In the last grant period, we focused on the determinants of the selective vulnerability of substantia nigra (SN) dopaminergic (DA) neurons in Parkinson's disease (PD), building out the scientific foundation for the ongoing NINDS-sponsored, Phase 3 clinical trial with isradipine. These studies and those of others in the field clearly point to mitochondrial dysfunction as a key factor in PD pathogenesis. Our plan is to pursue this connection in a novel mouse model of PD pathogenesis that results from conditional deletion of the Ndufs2 subunit of mitochondrial complex I (MitoCI). These mice, which we refer to as MitoCI-Park mice, manifest a progressive, levodopa-responsive parkinsonism. We propose to use a battery of cutting-edge optical, electrophysiological, electrochemical, and transcriptomic tools to achieve three specific aims.
Our first aim i s to characterize the mechanisms driving the progressive dysfunction of SN DA neurons in presymptomatic MCI-Park mice. In this period, axonal release of DA declines and roughly half of the SN DA neurons lose their phenotype. Our working hypothesis is that deficits in axonal bioenergetics and retrograde mitochondrial signaling drive this progressive loss of function.

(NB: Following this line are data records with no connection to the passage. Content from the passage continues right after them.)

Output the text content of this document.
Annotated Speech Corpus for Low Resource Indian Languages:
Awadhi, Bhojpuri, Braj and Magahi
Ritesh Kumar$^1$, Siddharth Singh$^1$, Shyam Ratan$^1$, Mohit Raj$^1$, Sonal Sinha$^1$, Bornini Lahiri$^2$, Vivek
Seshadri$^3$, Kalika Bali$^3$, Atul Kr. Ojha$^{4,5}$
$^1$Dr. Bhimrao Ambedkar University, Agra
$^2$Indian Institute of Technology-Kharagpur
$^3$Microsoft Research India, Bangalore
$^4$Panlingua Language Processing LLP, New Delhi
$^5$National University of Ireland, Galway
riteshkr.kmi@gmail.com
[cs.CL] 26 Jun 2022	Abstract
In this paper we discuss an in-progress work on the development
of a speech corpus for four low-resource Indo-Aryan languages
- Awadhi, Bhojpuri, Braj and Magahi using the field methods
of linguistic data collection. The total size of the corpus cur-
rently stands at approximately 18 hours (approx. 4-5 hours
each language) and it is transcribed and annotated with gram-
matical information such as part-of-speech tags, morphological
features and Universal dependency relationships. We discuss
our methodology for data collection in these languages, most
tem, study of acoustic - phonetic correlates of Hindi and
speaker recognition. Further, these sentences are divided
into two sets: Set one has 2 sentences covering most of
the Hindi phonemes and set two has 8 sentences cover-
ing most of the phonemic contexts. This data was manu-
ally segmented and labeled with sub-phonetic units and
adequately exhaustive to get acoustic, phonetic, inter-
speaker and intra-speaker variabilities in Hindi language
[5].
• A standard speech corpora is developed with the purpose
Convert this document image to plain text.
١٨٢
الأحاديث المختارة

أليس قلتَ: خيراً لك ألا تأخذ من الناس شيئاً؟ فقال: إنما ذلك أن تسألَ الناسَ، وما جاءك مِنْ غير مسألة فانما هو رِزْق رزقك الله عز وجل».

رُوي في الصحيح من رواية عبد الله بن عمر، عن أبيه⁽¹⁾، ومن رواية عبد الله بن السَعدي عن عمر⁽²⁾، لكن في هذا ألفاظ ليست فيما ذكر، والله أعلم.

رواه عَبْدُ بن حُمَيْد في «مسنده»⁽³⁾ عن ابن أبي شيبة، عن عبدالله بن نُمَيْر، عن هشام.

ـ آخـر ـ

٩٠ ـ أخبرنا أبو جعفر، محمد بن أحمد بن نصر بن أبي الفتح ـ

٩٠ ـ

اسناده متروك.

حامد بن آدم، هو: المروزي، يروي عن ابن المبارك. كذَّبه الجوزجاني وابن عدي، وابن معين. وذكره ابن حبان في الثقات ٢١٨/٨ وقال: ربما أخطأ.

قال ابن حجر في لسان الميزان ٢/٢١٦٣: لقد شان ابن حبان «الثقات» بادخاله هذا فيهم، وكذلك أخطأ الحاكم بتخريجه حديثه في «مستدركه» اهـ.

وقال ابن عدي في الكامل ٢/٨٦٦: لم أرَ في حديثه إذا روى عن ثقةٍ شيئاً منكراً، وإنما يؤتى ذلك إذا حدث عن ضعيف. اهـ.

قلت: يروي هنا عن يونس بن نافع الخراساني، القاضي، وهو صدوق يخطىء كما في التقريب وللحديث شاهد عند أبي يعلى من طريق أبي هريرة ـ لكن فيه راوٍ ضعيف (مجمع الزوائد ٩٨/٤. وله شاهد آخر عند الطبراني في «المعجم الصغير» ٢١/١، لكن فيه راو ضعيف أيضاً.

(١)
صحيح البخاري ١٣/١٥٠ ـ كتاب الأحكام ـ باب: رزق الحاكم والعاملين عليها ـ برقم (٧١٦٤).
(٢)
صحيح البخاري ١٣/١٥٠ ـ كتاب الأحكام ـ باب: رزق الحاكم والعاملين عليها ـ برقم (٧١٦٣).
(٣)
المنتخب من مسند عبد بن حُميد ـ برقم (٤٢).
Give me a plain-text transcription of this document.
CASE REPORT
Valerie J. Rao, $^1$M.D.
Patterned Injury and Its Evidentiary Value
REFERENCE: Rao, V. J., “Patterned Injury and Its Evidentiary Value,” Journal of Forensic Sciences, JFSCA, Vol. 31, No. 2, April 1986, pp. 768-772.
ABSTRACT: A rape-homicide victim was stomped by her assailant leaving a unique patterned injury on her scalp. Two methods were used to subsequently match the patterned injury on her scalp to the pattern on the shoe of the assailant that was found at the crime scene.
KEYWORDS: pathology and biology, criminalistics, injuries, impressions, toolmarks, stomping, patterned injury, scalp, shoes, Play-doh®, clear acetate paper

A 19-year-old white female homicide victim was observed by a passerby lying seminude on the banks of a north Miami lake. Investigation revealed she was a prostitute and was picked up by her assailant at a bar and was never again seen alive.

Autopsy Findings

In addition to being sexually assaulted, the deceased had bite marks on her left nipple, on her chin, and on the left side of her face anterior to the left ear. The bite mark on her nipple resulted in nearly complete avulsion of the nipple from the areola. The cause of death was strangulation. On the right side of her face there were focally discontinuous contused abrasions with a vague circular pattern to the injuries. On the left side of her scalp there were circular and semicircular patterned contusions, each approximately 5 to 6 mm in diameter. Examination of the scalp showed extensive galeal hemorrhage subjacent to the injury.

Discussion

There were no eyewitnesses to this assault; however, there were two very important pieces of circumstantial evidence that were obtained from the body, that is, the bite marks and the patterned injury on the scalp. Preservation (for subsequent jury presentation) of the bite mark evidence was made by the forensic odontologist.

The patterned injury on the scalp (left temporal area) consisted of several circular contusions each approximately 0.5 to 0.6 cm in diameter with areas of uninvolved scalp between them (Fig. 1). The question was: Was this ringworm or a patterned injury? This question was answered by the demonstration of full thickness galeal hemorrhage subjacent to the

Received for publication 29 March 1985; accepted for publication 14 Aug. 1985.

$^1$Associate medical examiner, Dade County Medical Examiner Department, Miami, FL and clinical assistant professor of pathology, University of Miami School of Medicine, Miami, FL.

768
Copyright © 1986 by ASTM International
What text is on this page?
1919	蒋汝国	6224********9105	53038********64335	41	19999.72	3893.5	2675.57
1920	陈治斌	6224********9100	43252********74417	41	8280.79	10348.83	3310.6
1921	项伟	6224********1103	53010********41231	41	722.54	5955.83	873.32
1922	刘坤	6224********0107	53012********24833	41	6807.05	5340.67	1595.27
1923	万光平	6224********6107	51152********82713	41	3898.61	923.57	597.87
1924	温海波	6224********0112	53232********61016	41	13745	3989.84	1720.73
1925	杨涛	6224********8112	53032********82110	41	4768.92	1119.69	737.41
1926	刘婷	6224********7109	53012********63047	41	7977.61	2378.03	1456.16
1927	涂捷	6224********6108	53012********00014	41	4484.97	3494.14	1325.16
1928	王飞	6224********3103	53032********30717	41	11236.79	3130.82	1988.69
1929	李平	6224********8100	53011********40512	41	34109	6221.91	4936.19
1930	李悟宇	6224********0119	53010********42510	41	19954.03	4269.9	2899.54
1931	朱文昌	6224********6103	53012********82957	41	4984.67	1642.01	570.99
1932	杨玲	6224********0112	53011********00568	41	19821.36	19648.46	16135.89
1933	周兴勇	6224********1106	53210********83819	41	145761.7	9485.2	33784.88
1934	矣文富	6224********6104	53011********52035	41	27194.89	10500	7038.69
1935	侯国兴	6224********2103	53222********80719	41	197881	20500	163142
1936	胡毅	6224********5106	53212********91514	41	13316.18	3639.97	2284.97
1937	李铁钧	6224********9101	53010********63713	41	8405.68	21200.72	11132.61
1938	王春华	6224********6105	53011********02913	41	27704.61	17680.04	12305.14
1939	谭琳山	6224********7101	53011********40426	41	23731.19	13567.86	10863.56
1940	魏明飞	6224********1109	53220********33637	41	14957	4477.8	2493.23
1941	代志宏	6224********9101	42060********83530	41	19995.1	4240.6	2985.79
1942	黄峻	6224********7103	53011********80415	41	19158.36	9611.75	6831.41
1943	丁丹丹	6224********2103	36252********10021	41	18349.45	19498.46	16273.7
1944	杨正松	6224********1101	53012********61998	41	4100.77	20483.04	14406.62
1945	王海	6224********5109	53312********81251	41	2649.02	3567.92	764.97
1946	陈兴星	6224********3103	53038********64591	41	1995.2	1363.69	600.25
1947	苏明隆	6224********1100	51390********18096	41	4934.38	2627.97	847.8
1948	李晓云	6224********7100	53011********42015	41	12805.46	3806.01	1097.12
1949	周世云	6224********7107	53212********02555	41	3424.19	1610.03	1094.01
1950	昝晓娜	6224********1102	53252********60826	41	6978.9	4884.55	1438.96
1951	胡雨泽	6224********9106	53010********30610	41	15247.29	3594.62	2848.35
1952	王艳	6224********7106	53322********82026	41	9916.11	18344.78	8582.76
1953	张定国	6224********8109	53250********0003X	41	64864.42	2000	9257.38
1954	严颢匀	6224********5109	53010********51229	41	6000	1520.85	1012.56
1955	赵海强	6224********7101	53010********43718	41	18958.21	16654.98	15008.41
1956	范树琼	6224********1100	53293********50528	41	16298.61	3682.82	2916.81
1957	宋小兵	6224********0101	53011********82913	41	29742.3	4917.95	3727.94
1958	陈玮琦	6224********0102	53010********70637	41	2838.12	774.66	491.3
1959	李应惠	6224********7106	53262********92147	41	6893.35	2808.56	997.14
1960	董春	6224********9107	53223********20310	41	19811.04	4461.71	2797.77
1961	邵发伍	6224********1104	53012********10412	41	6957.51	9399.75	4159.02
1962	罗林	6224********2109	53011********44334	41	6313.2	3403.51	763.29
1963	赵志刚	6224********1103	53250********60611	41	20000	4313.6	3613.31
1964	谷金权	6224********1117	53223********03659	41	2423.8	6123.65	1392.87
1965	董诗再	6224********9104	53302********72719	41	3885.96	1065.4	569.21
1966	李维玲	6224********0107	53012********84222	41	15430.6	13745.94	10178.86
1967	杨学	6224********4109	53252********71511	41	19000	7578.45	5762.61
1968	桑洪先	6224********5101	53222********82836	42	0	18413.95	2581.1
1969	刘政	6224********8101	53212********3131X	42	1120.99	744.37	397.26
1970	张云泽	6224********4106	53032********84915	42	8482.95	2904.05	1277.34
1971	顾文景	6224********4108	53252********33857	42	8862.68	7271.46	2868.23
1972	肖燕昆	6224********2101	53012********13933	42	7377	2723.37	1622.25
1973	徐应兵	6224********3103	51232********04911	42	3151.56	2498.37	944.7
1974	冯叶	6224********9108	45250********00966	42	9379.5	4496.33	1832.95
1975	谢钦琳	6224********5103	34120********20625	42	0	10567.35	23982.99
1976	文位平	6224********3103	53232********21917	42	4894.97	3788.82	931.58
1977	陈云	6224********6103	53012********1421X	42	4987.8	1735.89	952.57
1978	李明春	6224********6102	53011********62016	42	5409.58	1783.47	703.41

Our second aim i s to characterize the mechanisms driving the progressive loss of SN DA neurons in symptomatic MitoCI-Park mice. Our working hypothesis is that in addition to the mechanisms operating in the pre-symptomatic period, network dysfunction and activation of metabotropic glutamate receptors contribute to the pathology in this period.
Our third aim i s to determine whether parkinsonism in MitoCI-Park mice can be reversed by restoring mitochondrial function. Our working hypothesis is that the parkinsonian state in the MitoCI-Park mouse is driven initially by the down- regulation in the dopaminergic phenotype, not frank neuronal loss, and restoring MitoCI function will restore the phenotype and behavior.
These aims will be pursued in close collaboration with Projects 2 and 3. Linkage to other projects: Project 2 focus on a very similar set of questions in the MitoCI-Park mouse using a combination of in vivo and ex vivo network approaches that fully complement the more cellular approaches used here. Project 3 is focused on cell autonomous factors consequences of MitoCI dysfunction in human DA neurons, allowing not only species comparisons but also clear distinctions between cell autonomous and network mechanisms. Also, both Project 2 and 3 will pursue questions related to DA release, a major focus of this project; both projects will attempt Mito-CI rescue using the methods developed here. Thus, all three projects are tightly interconnected and will inform and cross-check the conclusions drawn from each set of experiments.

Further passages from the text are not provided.